Secercah Asa
Disaat semua orang tertawa bahagia dengan apa yang telah didapatkannya, aku disini hanya bisa menatap lusuh dari jauh. Yah memang bintang hanya akan indah ketika di lihat dari jauh. Dia terlihat indah dengan cahanya yang berkelap-kelip, Bentuknya pun terlihat sangat kecil dan indah. Bukankah semua sisinya terlihat indah ketika memandangnya dari kejauhan? Ku rasa begitu.
Malam yang indah, suasana jalan pun begitu sepi. Tak ada suara bising dari jalanan. Mungkin semua orang sibuk merangkai mimpi-mimpinya atau ada yang tengah sibuk dengan tugas sekolahnya yang menumpuk atau mungkin mereka sedang merenung. Yah merenung sepertiku. Merenungi kehidupan apa yang akan terjadi esok. Di sebuah kamar aku menerawang, semua sisinya gelap. Ku susuri sebuah berkas cahaya yang menyelinap masuk lewat jendela kamarku,begitu damai begitu menentramkan. Perlahan ku buka kain gorden yang menutupi jendela kamarku dan ku pandangi semua sumber cahaya dari segala penjuru sudut-sudut sekitarku. Aku meraba-raba embun pagi yang mulai menyeruak di jendela kaca kamarku, begitu sejuk dan seketika membuat diriku diam membeku.
******
Dari lantai dua kamarku, aku bisa melihat pemandangan yang sangat indah. Melihat dengan leluasa pemandangan danau kecil tapi sangat berharga bagi orang-orang disekitarnya. Banyak rumah yang berbaris rapi memenuhi pinggiran-pinggiran danau itu. Di danau itu Ada seorang bapak yang berdiri diatas sebuah perahu kecil tak bermesin, ia sibuk menebar jala-jalanya. Di satu sisi ada dua orang pemuda terlihat tengah sibuk mencuci motor.
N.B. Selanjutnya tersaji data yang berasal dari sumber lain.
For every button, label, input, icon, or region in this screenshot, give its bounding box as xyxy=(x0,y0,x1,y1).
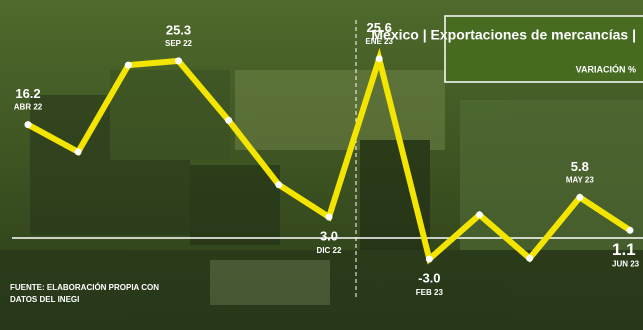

Yang satunya sibuk menimba-nimba air dan menyiramkannya ke sisi-sisi motornya yang kotor dan yang satu lagi sibuk menggosok dan membersihkan seluruh bagian motor yang kotor. Ada juga segerombol anak kecil yang tertawa riang tanpa beban, yang mereka tahu mandi dan berenang didanau itu adalah pekerjaan yang menyenangkan.
Diseberang danau ada kehidupan lain lagi. suara adzan pun hanya terdengar dari seberang sana. Aku tak tahu apa yang mereka lakukan, tapi aku cukup bisa mengira kalau mereka juga punya sekelumit kisah sepertiku. Sekelumit cerita yang buram seperti warna danau itu dan sekelumit rasa seperti rasa sebuah es krim. Dari lantai dua kamarku, aku bisa menjelajahi kehidupan tiap-tiap orang yang lalu lalang di hadapanku. Ada seorang mahasiswa yang tengah tergesa-gesa pulang dengan tumpukan buku yang di bawanya, Ada juga seorang pedangang somai yang sangat setia menanti para pembeli untuk menghampiri dagangannya dan ada pula seorang kakek sedang duduk dibawah terik matahari dengan menengadahkan tangannya, berharap ada sebuah koin yang ia terima dari orang-orang yang lewat dihadapannya.
Aku bisa melihat banyak hal dari sini. Melihat pemandangan dan sebongkah kisah dari kamar ini. Sibuk merangkai asa dan keinginan dari dalam sini. Melanglang buana hanya dengan memperhatikan keadaan sudut-sudut kota dari balik jendela kamar ini. Aku menyadari setiap detil keindahan yang ku nikmati hanya indah ketika aku memandangnya dari jauh. Tak perlu mengetahui cerita sebenarnya, aku hanya perlu menerka cerita-cerita mereka dari jauh dan sibuk membuat kisah indah sesuai dengan pengamatan dan keinginanku sendiri.
Aku terlalu takut mendekat dengen mereka. kisahku sudah begitu pahit untuk menghadapi kenyataan bersama mereka. yang bisa aku lakukan hanyalah berdiam diri dalam kamar ini menunggu seseorang menghampiriku dengan setumpuk harapan kebahagiaan.